Horse Powertrain has begun production of its latest Horse V20 engine at its Skövde facility in Sweden, with exports already heading to customers across Europe, the US, and Asia.
The engine comes via its Aurobay Technologies division and arrives in two variants built on a single 2.0-litre, four-cylinder platform — a 400-volt plug-in hybrid and a 48-volt mild hybrid.
Building both variants on the same bones keeps costs in check — useful when the emissions rulebook reads differently depending on which market you’re selling into.
The plug-in variant burns seven per cent less fuel than the engine it replaces, thanks to a revamped crankshaft-mounted starter-generator, a high-position mechanical water pump, a new multi-injection fuel system, an updated engine management system, and a redesigned air induction setup.
Horse Powertrain deputy CTO and managing director of Aurobay Technologies Sweden Ingo Scholten said the technical hurdle was immense.

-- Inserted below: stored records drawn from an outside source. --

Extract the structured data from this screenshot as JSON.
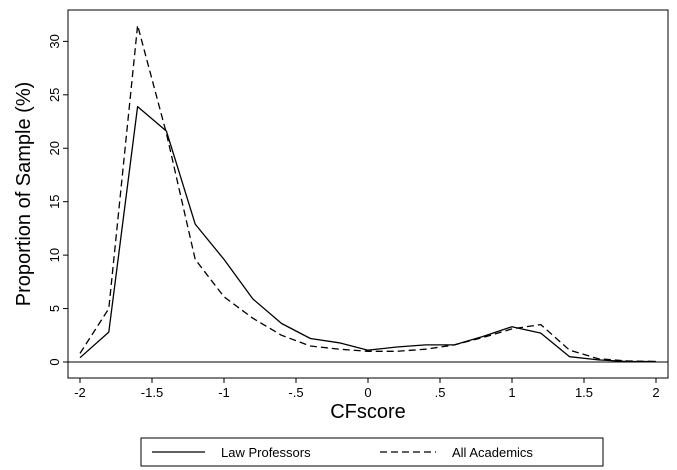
{
  "chart_data": {
    "type": "line",
    "title": "",
    "xlabel": "CFscore",
    "ylabel": "Proportion of Sample (%)",
    "xlim": [
      -2.0,
      2.0
    ],
    "ylim": [
      0,
      32
    ],
    "x_ticks": [
      -2,
      -1.5,
      -1,
      -0.5,
      0,
      0.5,
      1,
      1.5,
      2
    ],
    "x_tick_labels": [
      "-2",
      "-1.5",
      "-1",
      "-.5",
      "0",
      ".5",
      "1",
      "1.5",
      "2"
    ],
    "y_ticks": [
      0,
      5,
      10,
      15,
      20,
      25,
      30
    ],
    "y_tick_labels": [
      "0",
      "5",
      "10",
      "15",
      "20",
      "25",
      "30"
    ],
    "grid": false,
    "legend_position": "bottom",
    "x": [
      -2.0,
      -1.8,
      -1.6,
      -1.4,
      -1.2,
      -1.0,
      -0.8,
      -0.6,
      -0.4,
      -0.2,
      0.0,
      0.2,
      0.4,
      0.6,
      0.8,
      1.0,
      1.2,
      1.4,
      1.6,
      1.8,
      2.0
    ],
    "series": [
      {
        "name": "Law Professors",
        "style": "solid",
        "values": [
          0.4,
          2.8,
          23.9,
          21.6,
          12.9,
          9.6,
          5.9,
          3.6,
          2.2,
          1.8,
          1.1,
          1.4,
          1.6,
          1.6,
          2.4,
          3.3,
          2.7,
          0.5,
          0.2,
          0.05,
          0.05
        ]
      },
      {
        "name": "All Academics",
        "style": "dashed",
        "values": [
          0.8,
          5.0,
          31.5,
          21.4,
          9.6,
          6.1,
          4.1,
          2.5,
          1.5,
          1.2,
          1.0,
          1.0,
          1.2,
          1.6,
          2.3,
          3.1,
          3.5,
          1.1,
          0.3,
          0.1,
          0.05
        ]
      }
    ]
  }
}
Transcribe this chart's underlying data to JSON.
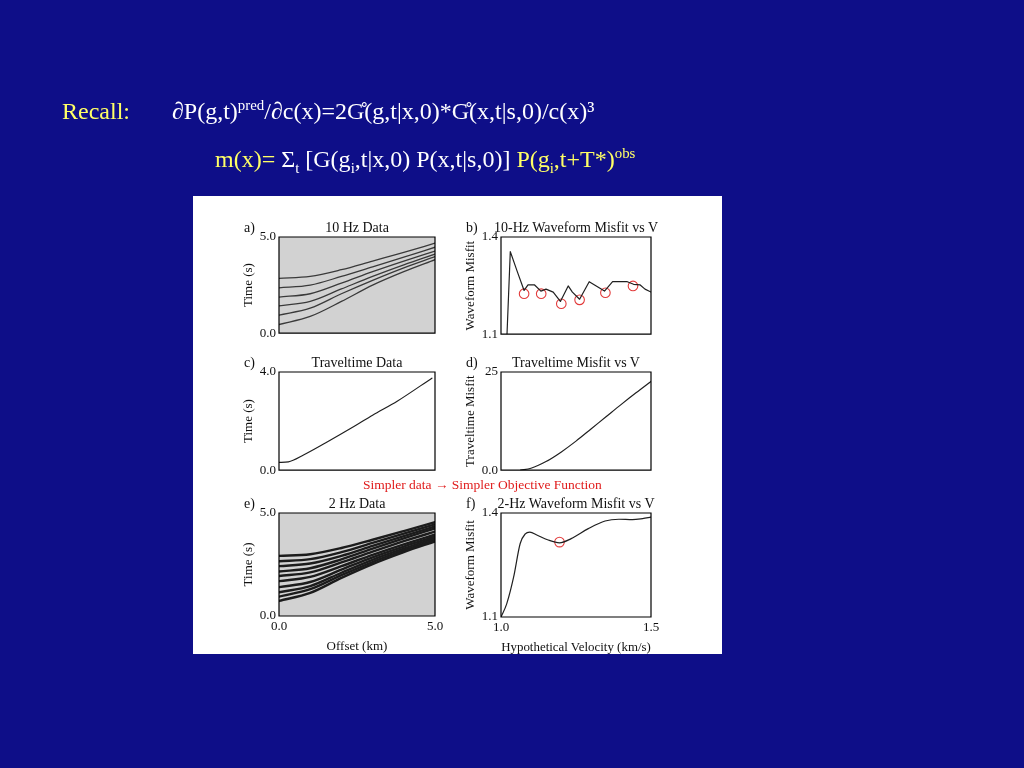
{
  "chart_data": [
    {
      "type": "other",
      "annotations": [
        "Recall:",
        "∂P(g,t)$^{pred}$/∂c(x)=2G̊(g,t|x,0)*G̊(x,t|s,0)/c(x)³",
        "m(x)=",
        "Σ$_{t}$ [G(g$_{i}$,t|x,0) P(x,t|s,0)]",
        "P(g$_{i}$,t+T*)$^{obs}$"
      ]
    },
    {
      "type": "line",
      "title": "10 Hz Data",
      "ylabel": "Time (s)",
      "annotations": [
        "a)"
      ],
      "x": [
        0,
        1,
        2,
        3,
        4,
        5
      ],
      "series": [
        {
          "color": "#3a3a3a",
          "values": [
            2.85,
            2.95,
            3.3,
            3.75,
            4.2,
            4.68
          ]
        },
        {
          "color": "#3a3a3a",
          "values": [
            2.36,
            2.5,
            2.95,
            3.45,
            3.95,
            4.47
          ]
        },
        {
          "color": "#3a3a3a",
          "values": [
            1.88,
            2.05,
            2.6,
            3.2,
            3.75,
            4.27
          ]
        },
        {
          "color": "#3a3a3a",
          "values": [
            1.42,
            1.65,
            2.3,
            2.95,
            3.55,
            4.11
          ]
        },
        {
          "color": "#3a3a3a",
          "values": [
            0.94,
            1.3,
            2.05,
            2.75,
            3.4,
            3.98
          ]
        },
        {
          "color": "#3a3a3a",
          "values": [
            0.45,
            0.87,
            1.65,
            2.5,
            3.2,
            3.82
          ]
        }
      ],
      "xlim": [
        0,
        5
      ],
      "ylim": [
        0,
        5
      ],
      "yticks": [
        {
          "value": 0,
          "label": "0.0"
        },
        {
          "value": 5,
          "label": "5.0"
        }
      ],
      "tick_labels": "y"
    },
    {
      "type": "line",
      "title": "10-Hz Waveform Misfit vs V",
      "ylabel": "Waveform Misfit",
      "annotations": [
        "b)"
      ],
      "series": [
        {
          "color": "#202020",
          "x": [
            1.02,
            1.031,
            1.054,
            1.077,
            1.09,
            1.112,
            1.133,
            1.15,
            1.174,
            1.198,
            1.224,
            1.238,
            1.262,
            1.294,
            1.345,
            1.372,
            1.421,
            1.442,
            1.464,
            1.48,
            1.5
          ],
          "values": [
            1.1,
            1.355,
            1.294,
            1.235,
            1.252,
            1.252,
            1.233,
            1.239,
            1.23,
            1.201,
            1.249,
            1.23,
            1.208,
            1.262,
            1.233,
            1.262,
            1.262,
            1.254,
            1.252,
            1.239,
            1.23
          ]
        },
        {
          "type": "scatter",
          "color": "#e23b3b",
          "marker": "circle",
          "x": [
            1.077,
            1.134,
            1.201,
            1.262,
            1.348,
            1.44
          ],
          "values": [
            1.225,
            1.225,
            1.194,
            1.206,
            1.228,
            1.249
          ]
        }
      ],
      "xlim": [
        1.0,
        1.5
      ],
      "ylim": [
        1.1,
        1.4
      ],
      "yticks": [
        1.1,
        1.4
      ],
      "tick_labels": "y"
    },
    {
      "type": "line",
      "title": "Traveltime Data",
      "ylabel": "Time (s)",
      "annotations": [
        "c)"
      ],
      "x": [
        0,
        0.3,
        0.8,
        1.5,
        2.4,
        3.0,
        3.8,
        4.9
      ],
      "series": [
        {
          "color": "#202020",
          "values": [
            0.32,
            0.34,
            0.63,
            1.12,
            1.78,
            2.24,
            2.82,
            3.75
          ]
        }
      ],
      "xlim": [
        0,
        5
      ],
      "ylim": [
        0,
        4
      ],
      "yticks": [
        {
          "value": 0,
          "label": "0.0"
        },
        {
          "value": 4,
          "label": "4.0"
        }
      ],
      "tick_labels": "y"
    },
    {
      "type": "line",
      "title": "Traveltime Misfit vs V",
      "ylabel": "Traveltime Misfit",
      "annotations": [
        "d)"
      ],
      "series": [
        {
          "color": "#202020",
          "x": [
            1.065,
            1.1,
            1.15,
            1.2,
            1.25,
            1.3,
            1.35,
            1.4,
            1.45,
            1.5
          ],
          "values": [
            0,
            0.5,
            2.2,
            4.6,
            7.4,
            10.5,
            13.6,
            16.7,
            19.7,
            22.6
          ]
        }
      ],
      "xlim": [
        1.0,
        1.5
      ],
      "ylim": [
        0,
        25
      ],
      "yticks": [
        {
          "value": 0,
          "label": "0.0"
        },
        25
      ],
      "tick_labels": "y"
    },
    {
      "type": "other",
      "annotations": [
        "Simpler data → Simpler Objective Function"
      ]
    },
    {
      "type": "line",
      "title": "2 Hz Data",
      "xlabel": "Offset (km)",
      "ylabel": "Time (s)",
      "annotations": [
        "e)"
      ],
      "x": [
        0,
        1,
        2,
        3,
        4,
        5
      ],
      "series": [
        {
          "color": "#1c1c1c",
          "values": [
            2.92,
            3.0,
            3.3,
            3.7,
            4.12,
            4.55
          ]
        },
        {
          "color": "#1c1c1c",
          "values": [
            2.66,
            2.76,
            3.1,
            3.55,
            4.0,
            4.45
          ]
        },
        {
          "color": "#1c1c1c",
          "values": [
            2.42,
            2.55,
            2.92,
            3.4,
            3.88,
            4.35
          ]
        },
        {
          "color": "#1c1c1c",
          "values": [
            2.16,
            2.32,
            2.75,
            3.27,
            3.77,
            4.25
          ]
        },
        {
          "color": "#1c1c1c",
          "values": [
            1.94,
            2.12,
            2.6,
            3.13,
            3.63,
            4.1
          ]
        },
        {
          "color": "#1c1c1c",
          "values": [
            1.69,
            1.9,
            2.42,
            2.97,
            3.48,
            3.95
          ]
        },
        {
          "color": "#1c1c1c",
          "values": [
            1.4,
            1.65,
            2.25,
            2.85,
            3.37,
            3.85
          ]
        },
        {
          "color": "#1c1c1c",
          "values": [
            1.15,
            1.45,
            2.1,
            2.73,
            3.27,
            3.78
          ]
        },
        {
          "color": "#1c1c1c",
          "values": [
            0.94,
            1.3,
            1.98,
            2.62,
            3.18,
            3.7
          ]
        },
        {
          "color": "#1c1c1c",
          "values": [
            0.73,
            1.12,
            1.85,
            2.52,
            3.1,
            3.62
          ]
        }
      ],
      "xlim": [
        0,
        5
      ],
      "ylim": [
        0,
        5
      ],
      "xticks": [
        {
          "value": 0,
          "label": "0.0"
        },
        {
          "value": 5,
          "label": "5.0"
        }
      ],
      "yticks": [
        {
          "value": 0,
          "label": "0.0"
        },
        {
          "value": 5,
          "label": "5.0"
        }
      ]
    },
    {
      "type": "line",
      "title": "2-Hz Waveform Misfit vs V",
      "xlabel": "Hypothetical Velocity (km/s)",
      "ylabel": "Waveform Misfit",
      "annotations": [
        "f)"
      ],
      "series": [
        {
          "color": "#202020",
          "x": [
            1.0,
            1.019,
            1.042,
            1.064,
            1.081,
            1.096,
            1.121,
            1.155,
            1.195,
            1.234,
            1.291,
            1.347,
            1.393,
            1.438,
            1.472,
            1.5
          ],
          "values": [
            1.1,
            1.138,
            1.215,
            1.312,
            1.34,
            1.345,
            1.336,
            1.323,
            1.314,
            1.326,
            1.355,
            1.377,
            1.382,
            1.381,
            1.384,
            1.388
          ]
        },
        {
          "type": "scatter",
          "color": "#e23b3b",
          "marker": "circle",
          "x": [
            1.195
          ],
          "values": [
            1.316
          ]
        }
      ],
      "xlim": [
        1.0,
        1.5
      ],
      "ylim": [
        1.1,
        1.4
      ],
      "xticks": [
        {
          "value": 1,
          "label": "1.0"
        },
        {
          "value": 1.5,
          "label": "1.5"
        }
      ],
      "yticks": [
        1.1,
        1.4
      ]
    }
  ]
}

“Designing one engine to meet three different regulatory regimes is harder than designing three separate engines.” He added that the Skövde team managed the production line changeover without halting output — a task most plants would have phased over weeks.
The plant retained its base assembly line from the previous generation and added a straight final assembly line to improve material flow. Output is set to ramp up through 2026 and 2027 as demand grows.
Horse Powertrain employs over 19,000 people across 18 plants and five R&D centres, with customers including Renault Group, Volvo Cars, Nissan, and Geely Auto.